En los últimos años, Gawker convirtió también en su enemigo a Buzzfeed, la cabecera que todo el mundo copia en el último lustro porque marca las normas en el infotainment. Su estilo es diametralmente opuesto al de Gawker. Buzzfeed se define por la inclusividad y el buenrollismo (su mantra a la hora de contratar periodistas es “no haters”) aplicado a las páginas vistas, mientras que Gawker se basaba en la burla. Su actitud era la de alguien a quien no han invitado a la fiesta pero se queda en casa a twitear sobre ella. En sus casi 14 años de vida, el dominio que ahora ha cerrado abruptamente definió internet para bien y para mal. Fue de los primeros medios en pagar a sus periodistas en función del tráfico de sus posts (una práctica que abandonó hace unos años pero que muchas plataformas han adoptado), sin embargo nunca respondió al modelo de las llamadas “granjas de contenido” ni se pasó del todo al lenguaje del gif-y-pantallazo. Sus entradas seguían constando de verbos y frases subordinadas e inventaron un estilo, también literario, ahora muy extendido.

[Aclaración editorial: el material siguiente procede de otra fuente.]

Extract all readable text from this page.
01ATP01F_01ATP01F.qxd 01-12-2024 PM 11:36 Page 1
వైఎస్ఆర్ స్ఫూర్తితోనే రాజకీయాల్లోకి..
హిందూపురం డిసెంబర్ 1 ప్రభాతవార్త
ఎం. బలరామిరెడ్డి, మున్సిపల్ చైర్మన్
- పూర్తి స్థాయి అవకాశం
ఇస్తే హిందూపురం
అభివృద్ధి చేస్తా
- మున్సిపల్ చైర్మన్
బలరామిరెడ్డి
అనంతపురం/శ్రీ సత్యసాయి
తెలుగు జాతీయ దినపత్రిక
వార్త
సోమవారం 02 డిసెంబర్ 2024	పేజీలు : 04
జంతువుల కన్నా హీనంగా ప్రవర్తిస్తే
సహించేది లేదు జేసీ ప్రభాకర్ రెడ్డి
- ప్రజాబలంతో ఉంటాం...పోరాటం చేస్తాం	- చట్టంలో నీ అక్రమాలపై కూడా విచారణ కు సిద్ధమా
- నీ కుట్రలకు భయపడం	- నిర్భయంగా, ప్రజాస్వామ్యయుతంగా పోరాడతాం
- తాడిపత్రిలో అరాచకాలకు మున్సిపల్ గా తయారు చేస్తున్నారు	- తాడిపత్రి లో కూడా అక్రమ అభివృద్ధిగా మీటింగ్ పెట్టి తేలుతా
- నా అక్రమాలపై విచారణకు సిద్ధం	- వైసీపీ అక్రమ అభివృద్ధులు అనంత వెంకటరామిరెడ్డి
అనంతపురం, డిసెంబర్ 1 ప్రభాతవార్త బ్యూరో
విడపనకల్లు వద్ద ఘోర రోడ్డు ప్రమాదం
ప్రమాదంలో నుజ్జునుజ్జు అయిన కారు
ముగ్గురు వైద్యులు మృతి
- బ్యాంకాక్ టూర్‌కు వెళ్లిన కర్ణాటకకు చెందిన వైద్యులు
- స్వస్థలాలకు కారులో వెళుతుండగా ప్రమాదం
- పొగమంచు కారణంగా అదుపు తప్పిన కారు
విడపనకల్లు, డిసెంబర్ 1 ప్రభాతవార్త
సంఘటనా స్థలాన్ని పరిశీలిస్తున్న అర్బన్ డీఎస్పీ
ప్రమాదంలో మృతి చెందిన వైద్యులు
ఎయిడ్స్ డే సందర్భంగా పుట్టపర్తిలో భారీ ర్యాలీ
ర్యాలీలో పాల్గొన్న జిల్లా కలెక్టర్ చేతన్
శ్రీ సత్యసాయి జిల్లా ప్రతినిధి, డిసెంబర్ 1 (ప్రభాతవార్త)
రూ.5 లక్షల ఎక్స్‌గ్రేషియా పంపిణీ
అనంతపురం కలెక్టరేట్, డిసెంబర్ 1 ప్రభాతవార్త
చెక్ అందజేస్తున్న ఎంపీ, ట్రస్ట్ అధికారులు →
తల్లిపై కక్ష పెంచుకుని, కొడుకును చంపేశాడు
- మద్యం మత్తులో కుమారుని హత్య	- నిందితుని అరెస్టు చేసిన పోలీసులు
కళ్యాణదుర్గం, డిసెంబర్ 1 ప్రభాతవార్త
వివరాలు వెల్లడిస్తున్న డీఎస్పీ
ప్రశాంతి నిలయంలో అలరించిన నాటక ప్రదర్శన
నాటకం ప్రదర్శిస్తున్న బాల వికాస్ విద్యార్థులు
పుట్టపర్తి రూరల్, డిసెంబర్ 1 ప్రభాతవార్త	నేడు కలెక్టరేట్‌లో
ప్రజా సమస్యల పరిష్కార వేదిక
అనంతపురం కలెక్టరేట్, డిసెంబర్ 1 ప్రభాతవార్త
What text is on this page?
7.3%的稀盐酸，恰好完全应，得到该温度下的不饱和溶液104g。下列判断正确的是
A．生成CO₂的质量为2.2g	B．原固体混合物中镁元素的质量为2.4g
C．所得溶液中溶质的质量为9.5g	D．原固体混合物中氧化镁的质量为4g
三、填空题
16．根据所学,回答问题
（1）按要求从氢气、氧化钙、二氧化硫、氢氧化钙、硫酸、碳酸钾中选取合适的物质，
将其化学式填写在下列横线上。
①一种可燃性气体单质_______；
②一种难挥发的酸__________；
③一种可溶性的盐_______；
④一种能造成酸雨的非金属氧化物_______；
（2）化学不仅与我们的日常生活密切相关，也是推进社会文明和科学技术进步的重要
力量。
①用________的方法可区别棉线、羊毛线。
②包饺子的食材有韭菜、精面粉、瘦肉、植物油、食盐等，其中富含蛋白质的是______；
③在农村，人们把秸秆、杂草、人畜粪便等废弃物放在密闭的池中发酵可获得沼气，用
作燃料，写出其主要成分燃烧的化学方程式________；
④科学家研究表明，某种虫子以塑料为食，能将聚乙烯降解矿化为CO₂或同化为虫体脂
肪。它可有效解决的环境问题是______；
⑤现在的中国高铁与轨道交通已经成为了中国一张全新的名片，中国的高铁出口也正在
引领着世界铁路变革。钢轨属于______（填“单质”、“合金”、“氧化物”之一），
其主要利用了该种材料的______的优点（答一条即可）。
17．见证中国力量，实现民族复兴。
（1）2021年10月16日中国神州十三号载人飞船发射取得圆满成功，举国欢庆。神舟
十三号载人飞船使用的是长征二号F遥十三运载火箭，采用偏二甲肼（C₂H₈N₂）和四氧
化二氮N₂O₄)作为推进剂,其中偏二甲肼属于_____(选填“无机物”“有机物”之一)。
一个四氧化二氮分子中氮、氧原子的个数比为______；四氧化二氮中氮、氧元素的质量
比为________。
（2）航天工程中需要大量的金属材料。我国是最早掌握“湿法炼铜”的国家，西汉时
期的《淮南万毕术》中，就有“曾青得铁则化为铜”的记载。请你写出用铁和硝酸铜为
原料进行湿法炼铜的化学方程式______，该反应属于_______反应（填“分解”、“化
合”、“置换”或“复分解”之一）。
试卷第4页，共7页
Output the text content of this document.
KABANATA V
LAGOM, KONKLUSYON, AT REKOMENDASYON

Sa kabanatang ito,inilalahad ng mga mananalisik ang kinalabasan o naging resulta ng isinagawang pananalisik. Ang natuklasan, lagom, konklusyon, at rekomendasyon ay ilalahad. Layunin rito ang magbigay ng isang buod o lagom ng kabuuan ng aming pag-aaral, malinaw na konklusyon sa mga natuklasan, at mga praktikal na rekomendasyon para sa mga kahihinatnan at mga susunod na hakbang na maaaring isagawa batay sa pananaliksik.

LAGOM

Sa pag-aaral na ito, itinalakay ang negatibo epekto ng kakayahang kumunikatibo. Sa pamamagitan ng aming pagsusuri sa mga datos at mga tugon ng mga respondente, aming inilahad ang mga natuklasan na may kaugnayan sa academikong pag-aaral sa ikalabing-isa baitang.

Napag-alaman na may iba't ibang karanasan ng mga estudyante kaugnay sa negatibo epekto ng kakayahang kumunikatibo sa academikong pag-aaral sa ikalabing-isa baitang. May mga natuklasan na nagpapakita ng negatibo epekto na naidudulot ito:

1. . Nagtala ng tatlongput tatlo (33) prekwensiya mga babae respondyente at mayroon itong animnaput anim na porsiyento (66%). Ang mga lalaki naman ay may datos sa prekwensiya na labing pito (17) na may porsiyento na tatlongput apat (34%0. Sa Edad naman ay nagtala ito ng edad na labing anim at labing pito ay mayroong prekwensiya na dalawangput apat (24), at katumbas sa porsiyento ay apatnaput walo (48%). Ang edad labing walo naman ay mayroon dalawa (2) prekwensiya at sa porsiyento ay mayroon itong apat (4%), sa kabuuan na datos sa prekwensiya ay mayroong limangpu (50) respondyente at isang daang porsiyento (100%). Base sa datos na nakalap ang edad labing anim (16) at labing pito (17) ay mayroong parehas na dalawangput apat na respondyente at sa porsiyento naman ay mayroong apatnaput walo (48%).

Se adelantó a la práctica del sobrecompartir convirtiendo la vida de sus redactores en telenovelas –la primera y más celebre de ellas fue Emily Gould, que contó en Gawker y después en un artículo de portada para el New York Times su romance con otro periodista de la web–. Cuando el tráfico digital pasó a depender de cuánto se comparten las noticias en Facebook y Twitter encontró un modelo dual: dejaba la carga de buscar y postear piezas que eran caramelo para las redes en redactores como Neetzan Zimmerman (que dejó Gawker en 2014), capaz de colgar hasta 30 artículos pegajosamente virales al día, mientras otros redactores dedicaban su tiempo a perseguir historias más sonadas, si hacía falta pagando, como el vídeo del ex alcalde de Toronto, Rob Ford, fumando crack. La ambigüedad fue siempre su bandera.
El año pasado, Nick Denton prometió que haría de Gawker un lugar “un 20% más agradable” y criticó a sus propios empleados por ser demasiado crueles (al parecer detestaba una columna recurrente dedicada a criticar los nombres de los hijos de los famosos). Pero el cambio, que apenas se notó, llegaba demasiado tarde. En 2016, para que una marca periodística triunfe en internet no debe ser limpia, pero sí parecerlo.